Il fuoriclasse di Basilea spiega perché è diventato un tennista di successo…

di Redazione ITASportPress

Roger Federer non è solo un tennista, ma un modello di comportamento ed eleganza, oltre che di sportività, anche fuori dal campo. Un mito per generazioni di sportivi, appassionati di tennis e non, ma pure atleti di altre discipline, che hanno sempre ammirato, oltre alle qualità tecniche, la classe dello svizzero, la cui rivalità con Rafa Nadal ha infiammato l’ultimo decennio del tennis mondiale, ma sempre all’insegna del rispetto.

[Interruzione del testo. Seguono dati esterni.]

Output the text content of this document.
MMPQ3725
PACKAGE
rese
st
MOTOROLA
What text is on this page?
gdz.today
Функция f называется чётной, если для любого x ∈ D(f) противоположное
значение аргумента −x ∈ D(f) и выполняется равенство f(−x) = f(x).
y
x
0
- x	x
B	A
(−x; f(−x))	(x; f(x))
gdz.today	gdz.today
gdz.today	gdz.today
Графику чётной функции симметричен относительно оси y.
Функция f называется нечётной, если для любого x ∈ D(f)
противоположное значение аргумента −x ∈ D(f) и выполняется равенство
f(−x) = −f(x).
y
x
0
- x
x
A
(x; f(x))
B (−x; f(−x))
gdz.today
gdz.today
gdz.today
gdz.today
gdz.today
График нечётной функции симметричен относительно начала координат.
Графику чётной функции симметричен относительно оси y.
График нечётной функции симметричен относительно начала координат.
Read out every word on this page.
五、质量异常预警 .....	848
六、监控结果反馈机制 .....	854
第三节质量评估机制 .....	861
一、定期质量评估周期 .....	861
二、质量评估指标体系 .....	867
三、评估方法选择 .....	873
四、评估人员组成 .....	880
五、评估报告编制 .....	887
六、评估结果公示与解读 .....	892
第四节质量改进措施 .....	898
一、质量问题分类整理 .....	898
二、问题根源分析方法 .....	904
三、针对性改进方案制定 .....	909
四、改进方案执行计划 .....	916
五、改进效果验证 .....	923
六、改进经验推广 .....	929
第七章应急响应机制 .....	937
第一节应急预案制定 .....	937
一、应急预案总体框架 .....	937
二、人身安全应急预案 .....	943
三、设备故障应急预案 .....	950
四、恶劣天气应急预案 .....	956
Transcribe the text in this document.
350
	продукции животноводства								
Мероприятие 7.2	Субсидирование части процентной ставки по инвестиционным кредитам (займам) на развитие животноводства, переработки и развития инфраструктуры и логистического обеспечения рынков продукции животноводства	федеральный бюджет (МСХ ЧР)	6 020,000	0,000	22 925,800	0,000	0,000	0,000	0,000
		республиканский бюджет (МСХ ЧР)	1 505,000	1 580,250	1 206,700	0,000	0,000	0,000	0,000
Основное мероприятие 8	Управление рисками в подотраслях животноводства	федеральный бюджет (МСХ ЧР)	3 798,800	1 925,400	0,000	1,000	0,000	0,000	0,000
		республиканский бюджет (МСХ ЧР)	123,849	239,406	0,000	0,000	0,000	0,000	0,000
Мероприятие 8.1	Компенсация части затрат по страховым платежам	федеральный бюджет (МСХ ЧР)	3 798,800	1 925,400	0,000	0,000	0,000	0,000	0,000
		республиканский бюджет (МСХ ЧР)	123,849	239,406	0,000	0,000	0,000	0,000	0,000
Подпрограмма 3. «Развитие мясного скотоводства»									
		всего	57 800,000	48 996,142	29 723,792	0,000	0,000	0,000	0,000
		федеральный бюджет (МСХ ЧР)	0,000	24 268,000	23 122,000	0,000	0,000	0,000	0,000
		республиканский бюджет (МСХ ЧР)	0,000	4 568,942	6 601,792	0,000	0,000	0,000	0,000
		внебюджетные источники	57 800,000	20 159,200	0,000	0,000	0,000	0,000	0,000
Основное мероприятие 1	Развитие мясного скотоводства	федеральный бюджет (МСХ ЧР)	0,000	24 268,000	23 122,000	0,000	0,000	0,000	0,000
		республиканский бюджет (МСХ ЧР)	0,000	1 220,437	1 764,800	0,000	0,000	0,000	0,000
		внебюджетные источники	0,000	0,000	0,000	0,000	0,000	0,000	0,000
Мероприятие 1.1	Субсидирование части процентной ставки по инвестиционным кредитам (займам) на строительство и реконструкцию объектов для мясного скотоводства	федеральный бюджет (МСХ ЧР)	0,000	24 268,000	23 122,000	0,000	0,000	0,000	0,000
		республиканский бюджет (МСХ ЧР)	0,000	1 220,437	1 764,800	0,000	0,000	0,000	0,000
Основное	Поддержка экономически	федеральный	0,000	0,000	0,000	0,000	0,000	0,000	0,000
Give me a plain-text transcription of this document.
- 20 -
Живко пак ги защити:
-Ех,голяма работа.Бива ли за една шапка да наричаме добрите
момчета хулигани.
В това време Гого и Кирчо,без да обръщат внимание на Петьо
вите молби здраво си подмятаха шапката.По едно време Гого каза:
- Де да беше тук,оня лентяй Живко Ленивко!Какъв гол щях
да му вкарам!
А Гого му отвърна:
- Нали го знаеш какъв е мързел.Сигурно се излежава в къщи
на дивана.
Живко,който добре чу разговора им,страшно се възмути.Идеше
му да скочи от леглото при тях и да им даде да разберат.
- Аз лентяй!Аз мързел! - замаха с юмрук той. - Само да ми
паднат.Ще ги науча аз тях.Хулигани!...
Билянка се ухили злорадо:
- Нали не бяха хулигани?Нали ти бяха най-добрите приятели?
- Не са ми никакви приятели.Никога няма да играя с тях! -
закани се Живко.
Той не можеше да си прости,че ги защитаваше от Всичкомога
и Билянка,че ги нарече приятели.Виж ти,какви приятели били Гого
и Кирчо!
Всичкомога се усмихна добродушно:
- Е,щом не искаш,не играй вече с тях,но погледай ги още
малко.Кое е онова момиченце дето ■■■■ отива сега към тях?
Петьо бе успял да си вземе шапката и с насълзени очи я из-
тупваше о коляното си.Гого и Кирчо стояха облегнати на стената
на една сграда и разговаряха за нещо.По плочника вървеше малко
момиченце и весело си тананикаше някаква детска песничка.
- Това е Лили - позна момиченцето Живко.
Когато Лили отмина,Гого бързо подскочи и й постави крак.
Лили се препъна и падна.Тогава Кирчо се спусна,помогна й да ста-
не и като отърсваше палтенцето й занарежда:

A quasi 37 anni il ritiro è sempre più vicino e allora il fuoriclasse di Basilea si è guardato indietro, raccontando il curioso motivo che lo ha spinto ad abbandonare il calcio, sport che ha praticato fino ai dodici anni, per dedicarsi definitivamente alla racchetta…:

“Ho sempre avuto una passione per ogni palla, non importava quale sport fosse. Alla fine scelsi di continuare a giocare a tennis perché avevo già molto più successo, ma anche perché nel tennis so che posso incolpare solo me stesso se non vinco o se sbaglio un punto, nel calcio invece puoi dare la colpa al portiere o a qualsiasi altro giocatore”.

Da notare, che non viene citato l’arbitro tra i possibili “colpevoli” di una sconfitta. Noblesse oblige…

“In più – ha aggiunto Federer – nel calcio ci vuole più tempo per arrivare a disputare i grandi eventi e lì ci sono tanti fattori da tenere in considerazione”.